State employees may get another dose of good news soon. The Public Employees Benefits Board received a briefing Wednesday on what 2014 health-insurance premiums could look like for current and retired employees, and the news is pretty good.
A few plans show rates going up slightly and a few go down. The PEBB, which is made up of representatives of personnel offices, unions and retirees, is scheduled to adopt the new rates schedule [pages 5-10] on Wednesday, July 17. Employees can enroll for coverage in the fall.
The premium news comes as temporary 3 percent cuts in pay and hours worked came to an end on July 1 after two years for most general-government state employees.
“We’re glad to see there are only slight increases and some decreases in premium rates, which is good news for state employees who are just now getting back their 3 percent pay cut and have paid increases in health insurance during the recession,” said Tim Welch, spokesman for the Washington Federation of State Employees which represents roughly 40,000 workers in state agencies and higher education. “So slowly but surely state employees are recovering as well.”
Welch said dental, life and long-term disability plans have no changes and no new costs for employees.
Among the rate changes for health insurance is a $2 increase to $79 from $77 for a single employee to receive the historically most popular option, Uniform Medical Plan.
Similarly premiums rise by $2 per month to $117 for a single employee enrolled in the Group Health Classic plan. But rates drop by $1 to $65 for Group Health Value and by $15 to $21 per month for Group Health’s health-savings-account option, known as a consumer-driven health plan.
Rates are similarly restrained for full family coverage – rising $5 to $227 for Uniform Medical and rising $6 to $332 for Group Health Classic. Premiums would fall $3 to $189 for Group Health Value.
But full-family coverage jumps up to $329 from $280 for Kaiser Classic’s full-family coverage.
Members of the PEBB were briefed on the options but took no vote.

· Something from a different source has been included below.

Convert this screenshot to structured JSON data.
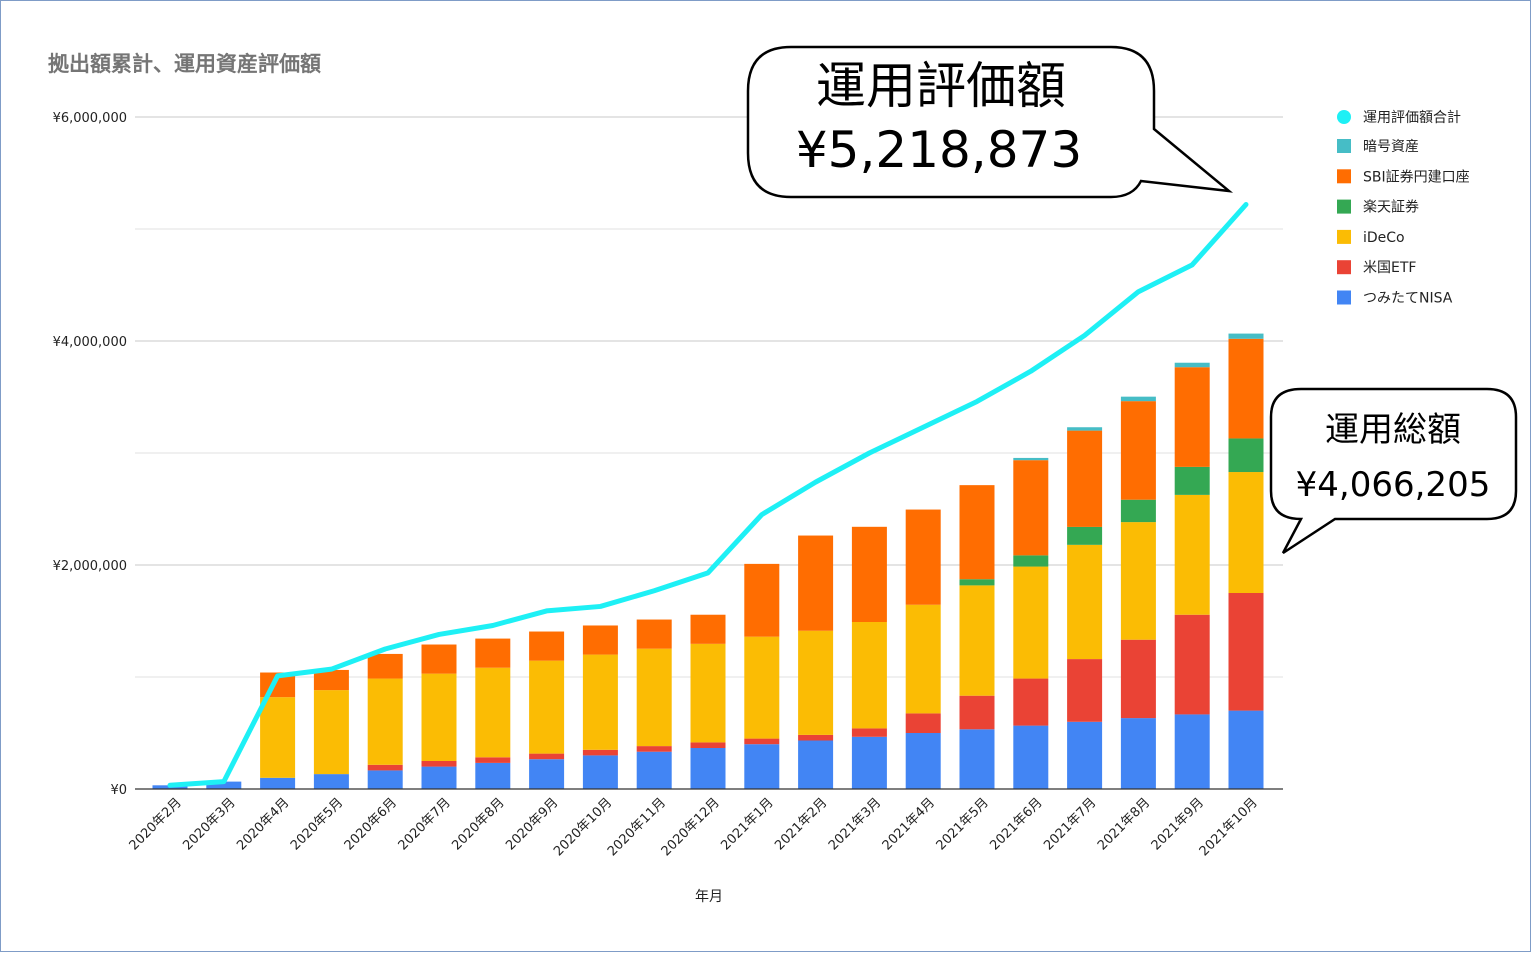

Retirees’ premiums also are going up for those not on Medicare – by $5 per month to $551 for a single retiree enrolled in UMP and by $4 for a single enrollee in Group Health Classic. Full Family coverage rises $14 per month to $1,504 for full family coverage in UMP and by $12 to $1,609 on Group Health Classic.
Under terms of the budget approved by the Legislature in late June, insurance premiums will carry a $25 per month surcharge if the employee or family members use tobacco products. There also will be a $50 monthly surcharge to cover a spouse or domestic partner if the spouse has similar coverage options available from another employer.

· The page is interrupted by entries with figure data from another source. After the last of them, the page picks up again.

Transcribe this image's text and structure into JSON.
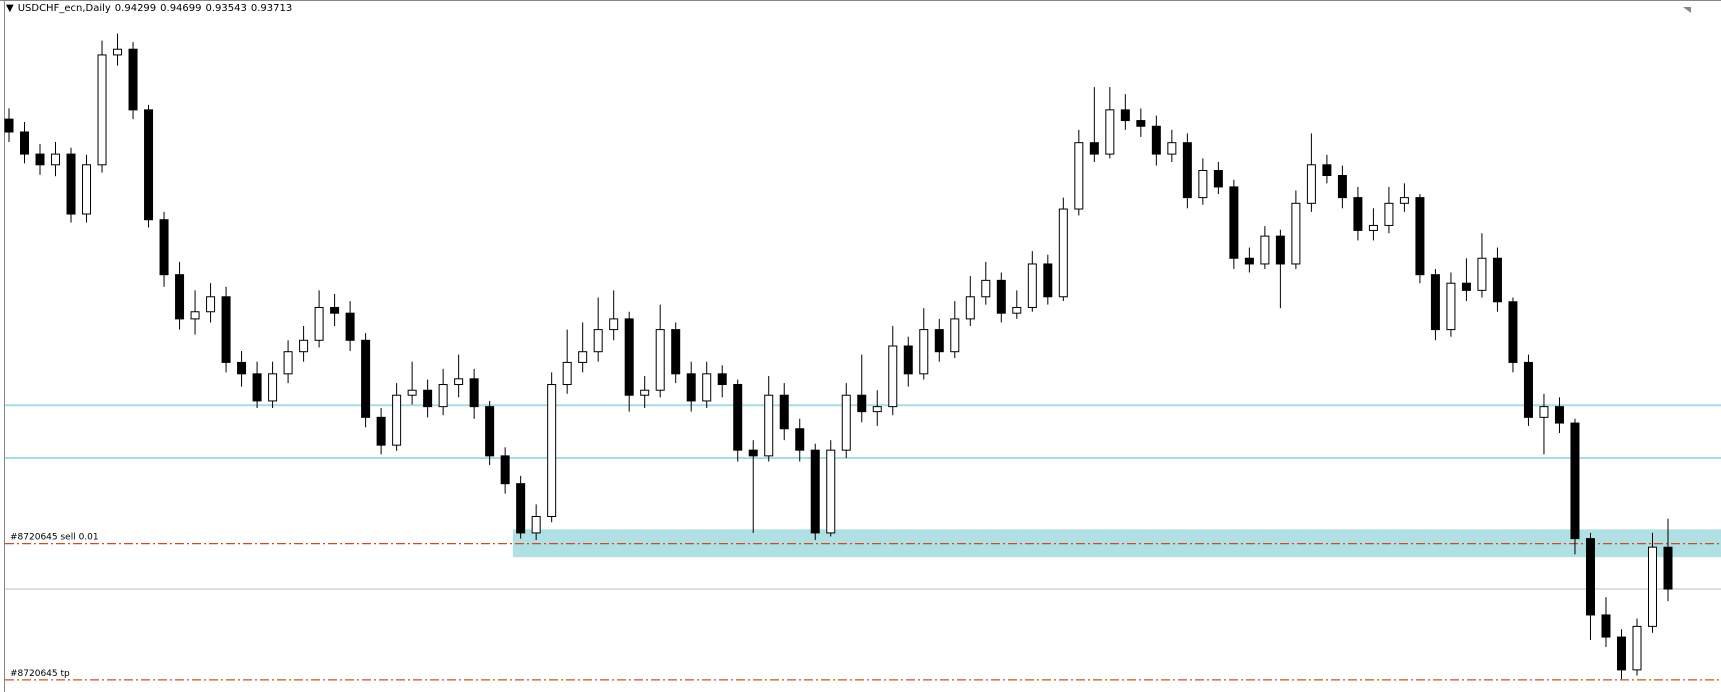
{
  "chart_data": {
    "type": "candlestick",
    "symbol": "USDCHF_ecn,Daily",
    "last_ohlc": [
      0.94299,
      0.94699,
      0.93543,
      0.93713
    ],
    "ylim": [
      0.9227,
      1.0197
    ],
    "up_color": "#ffffff",
    "down_color": "#000000",
    "line_color": "#000000",
    "hlines": [
      0.9629,
      0.9555
    ],
    "hline_color": "#a6dde6",
    "zone": [
      0.9416,
      0.9455
    ],
    "zone_color": "#b0dfe4",
    "orders": [
      {
        "label": "#8720645 sell 0.01",
        "price": 0.9435
      },
      {
        "label": "#8720645 tp",
        "price": 0.9244
      }
    ],
    "order_color": "#c8501e",
    "candles": [
      [
        1.003,
        1.0045,
        0.9998,
        1.0012
      ],
      [
        1.0012,
        1.0026,
        0.9968,
        0.9981
      ],
      [
        0.9981,
        0.9995,
        0.9952,
        0.9966
      ],
      [
        0.9966,
        0.9998,
        0.995,
        0.9981
      ],
      [
        0.9981,
        0.999,
        0.9885,
        0.9897
      ],
      [
        0.9897,
        0.998,
        0.9885,
        0.9966
      ],
      [
        0.9966,
        1.014,
        0.9955,
        1.012
      ],
      [
        1.012,
        1.015,
        1.0105,
        1.0128
      ],
      [
        1.0128,
        1.0138,
        1.003,
        1.0043
      ],
      [
        1.0043,
        1.005,
        0.9878,
        0.9889
      ],
      [
        0.9889,
        0.99,
        0.9795,
        0.9812
      ],
      [
        0.9812,
        0.983,
        0.9735,
        0.975
      ],
      [
        0.975,
        0.979,
        0.9728,
        0.976
      ],
      [
        0.976,
        0.98,
        0.9745,
        0.9781
      ],
      [
        0.9781,
        0.9795,
        0.9675,
        0.9689
      ],
      [
        0.9689,
        0.9705,
        0.9655,
        0.9673
      ],
      [
        0.9673,
        0.969,
        0.9625,
        0.9635
      ],
      [
        0.9635,
        0.969,
        0.9625,
        0.9673
      ],
      [
        0.9673,
        0.972,
        0.966,
        0.9704
      ],
      [
        0.9704,
        0.974,
        0.969,
        0.972
      ],
      [
        0.972,
        0.979,
        0.971,
        0.9766
      ],
      [
        0.9766,
        0.9785,
        0.974,
        0.9758
      ],
      [
        0.9758,
        0.9775,
        0.9705,
        0.972
      ],
      [
        0.972,
        0.973,
        0.9598,
        0.9612
      ],
      [
        0.9612,
        0.9625,
        0.956,
        0.9573
      ],
      [
        0.9573,
        0.966,
        0.9565,
        0.9643
      ],
      [
        0.9643,
        0.969,
        0.963,
        0.965
      ],
      [
        0.965,
        0.9665,
        0.9612,
        0.9627
      ],
      [
        0.9627,
        0.968,
        0.9615,
        0.9658
      ],
      [
        0.9658,
        0.97,
        0.964,
        0.9666
      ],
      [
        0.9666,
        0.968,
        0.961,
        0.9627
      ],
      [
        0.9627,
        0.9635,
        0.9545,
        0.9558
      ],
      [
        0.9558,
        0.957,
        0.9505,
        0.9519
      ],
      [
        0.9519,
        0.953,
        0.9442,
        0.945
      ],
      [
        0.945,
        0.949,
        0.944,
        0.9473
      ],
      [
        0.9473,
        0.9675,
        0.9465,
        0.9658
      ],
      [
        0.9658,
        0.9735,
        0.9645,
        0.9689
      ],
      [
        0.9689,
        0.9745,
        0.9675,
        0.9704
      ],
      [
        0.9704,
        0.978,
        0.969,
        0.9735
      ],
      [
        0.9735,
        0.979,
        0.972,
        0.975
      ],
      [
        0.975,
        0.976,
        0.962,
        0.9643
      ],
      [
        0.9643,
        0.967,
        0.9625,
        0.965
      ],
      [
        0.965,
        0.977,
        0.964,
        0.9735
      ],
      [
        0.9735,
        0.9745,
        0.966,
        0.9673
      ],
      [
        0.9673,
        0.969,
        0.962,
        0.9635
      ],
      [
        0.9635,
        0.969,
        0.9625,
        0.9673
      ],
      [
        0.9673,
        0.9685,
        0.964,
        0.9658
      ],
      [
        0.9658,
        0.9665,
        0.955,
        0.9566
      ],
      [
        0.9566,
        0.958,
        0.945,
        0.9558
      ],
      [
        0.9558,
        0.967,
        0.955,
        0.9643
      ],
      [
        0.9643,
        0.966,
        0.958,
        0.9596
      ],
      [
        0.9596,
        0.961,
        0.955,
        0.9566
      ],
      [
        0.9566,
        0.9575,
        0.944,
        0.945
      ],
      [
        0.945,
        0.958,
        0.9445,
        0.9566
      ],
      [
        0.9566,
        0.966,
        0.9555,
        0.9643
      ],
      [
        0.9643,
        0.97,
        0.9605,
        0.962
      ],
      [
        0.962,
        0.965,
        0.96,
        0.9627
      ],
      [
        0.9627,
        0.974,
        0.9615,
        0.9712
      ],
      [
        0.9712,
        0.9725,
        0.9655,
        0.9673
      ],
      [
        0.9673,
        0.9765,
        0.9665,
        0.9735
      ],
      [
        0.9735,
        0.975,
        0.969,
        0.9704
      ],
      [
        0.9704,
        0.9775,
        0.9695,
        0.975
      ],
      [
        0.975,
        0.981,
        0.974,
        0.9781
      ],
      [
        0.9781,
        0.983,
        0.977,
        0.9804
      ],
      [
        0.9804,
        0.9815,
        0.9745,
        0.9758
      ],
      [
        0.9758,
        0.979,
        0.975,
        0.9766
      ],
      [
        0.9766,
        0.9845,
        0.976,
        0.9827
      ],
      [
        0.9827,
        0.984,
        0.977,
        0.9781
      ],
      [
        0.9781,
        0.992,
        0.9775,
        0.9904
      ],
      [
        0.9904,
        1.0015,
        0.9895,
        0.9997
      ],
      [
        0.9997,
        1.0075,
        0.997,
        0.9981
      ],
      [
        0.9981,
        1.0075,
        0.9975,
        1.0043
      ],
      [
        1.0043,
        1.0065,
        1.0015,
        1.0028
      ],
      [
        1.0028,
        1.0045,
        1.0005,
        1.002
      ],
      [
        1.002,
        1.0035,
        0.9965,
        0.9981
      ],
      [
        0.9981,
        1.0015,
        0.997,
        0.9997
      ],
      [
        0.9997,
        1.001,
        0.9905,
        0.992
      ],
      [
        0.992,
        0.9975,
        0.991,
        0.9958
      ],
      [
        0.9958,
        0.997,
        0.9925,
        0.9935
      ],
      [
        0.9935,
        0.9945,
        0.982,
        0.9835
      ],
      [
        0.9835,
        0.985,
        0.9815,
        0.9827
      ],
      [
        0.9827,
        0.988,
        0.982,
        0.9866
      ],
      [
        0.9866,
        0.9875,
        0.9765,
        0.9827
      ],
      [
        0.9827,
        0.993,
        0.982,
        0.9912
      ],
      [
        0.9912,
        1.001,
        0.99,
        0.9966
      ],
      [
        0.9966,
        0.998,
        0.994,
        0.9951
      ],
      [
        0.9951,
        0.9965,
        0.9905,
        0.992
      ],
      [
        0.992,
        0.9935,
        0.986,
        0.9874
      ],
      [
        0.9874,
        0.9905,
        0.986,
        0.9881
      ],
      [
        0.9881,
        0.9935,
        0.987,
        0.9912
      ],
      [
        0.9912,
        0.994,
        0.99,
        0.992
      ],
      [
        0.992,
        0.9925,
        0.98,
        0.9812
      ],
      [
        0.9812,
        0.982,
        0.972,
        0.9735
      ],
      [
        0.9735,
        0.9815,
        0.9725,
        0.98
      ],
      [
        0.98,
        0.9835,
        0.9775,
        0.979
      ],
      [
        0.979,
        0.987,
        0.978,
        0.9835
      ],
      [
        0.9835,
        0.985,
        0.976,
        0.9774
      ],
      [
        0.9774,
        0.978,
        0.9675,
        0.9689
      ],
      [
        0.9689,
        0.97,
        0.96,
        0.9612
      ],
      [
        0.9612,
        0.9645,
        0.956,
        0.9627
      ],
      [
        0.9627,
        0.964,
        0.959,
        0.9604
      ],
      [
        0.9604,
        0.961,
        0.942,
        0.9442
      ],
      [
        0.9442,
        0.945,
        0.93,
        0.9335
      ],
      [
        0.9335,
        0.936,
        0.929,
        0.9304
      ],
      [
        0.9304,
        0.9315,
        0.9245,
        0.9258
      ],
      [
        0.9258,
        0.933,
        0.925,
        0.9319
      ],
      [
        0.9319,
        0.945,
        0.931,
        0.943
      ],
      [
        0.94299,
        0.94699,
        0.93543,
        0.93713
      ]
    ]
  }
}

Details are still being worked out on how to figure out who is a tobacco user and how to show whether a spouse has coverage worth 95 percent of the actuarial value of a state-offered plan. The Health Care Authority, which oversees PEBB, has indicated it could rely on an employee’s attestation that he or she and family members do not use tobacco products.
The premium scenario outlined at the PEBB meeting assumes that state employees are paying on average 15 percent of the cost of premiums. That was the agreement in the labor contracts approved in 2011 for the two-year budget cycle that ended June 30.
Because former governor Chris Gregoire was unable to reach agreement with more than two dozen unions on health care, that piece is undecided for the new biennium. Under state collective bargaining rules, this means that terms of the 2011-13 agreements will continue for one year – in this case for calendar year 2014.
But spokesmen for Gov. Jay Inslee have said his Labor Relations Office expects to pick up talks with a coalition of unions before long.
Greg Devereux, executive director for the federation and a voting member of PEBB, said he understands the labor negotiations are looking at dates for negotiations and will be getting back to the unions’ bargaining coalition “as soon as possible” in order to get an agreement that can be funded by lawmakers in 2014.
“We will engage in negotiations over the next several months and hope to be done by Oct. 1 so we [can] move it on to the Legislature,” Devereux said.
Those negotiations would cover terms of coverage and each party’s share of premiums for calendar year 2015.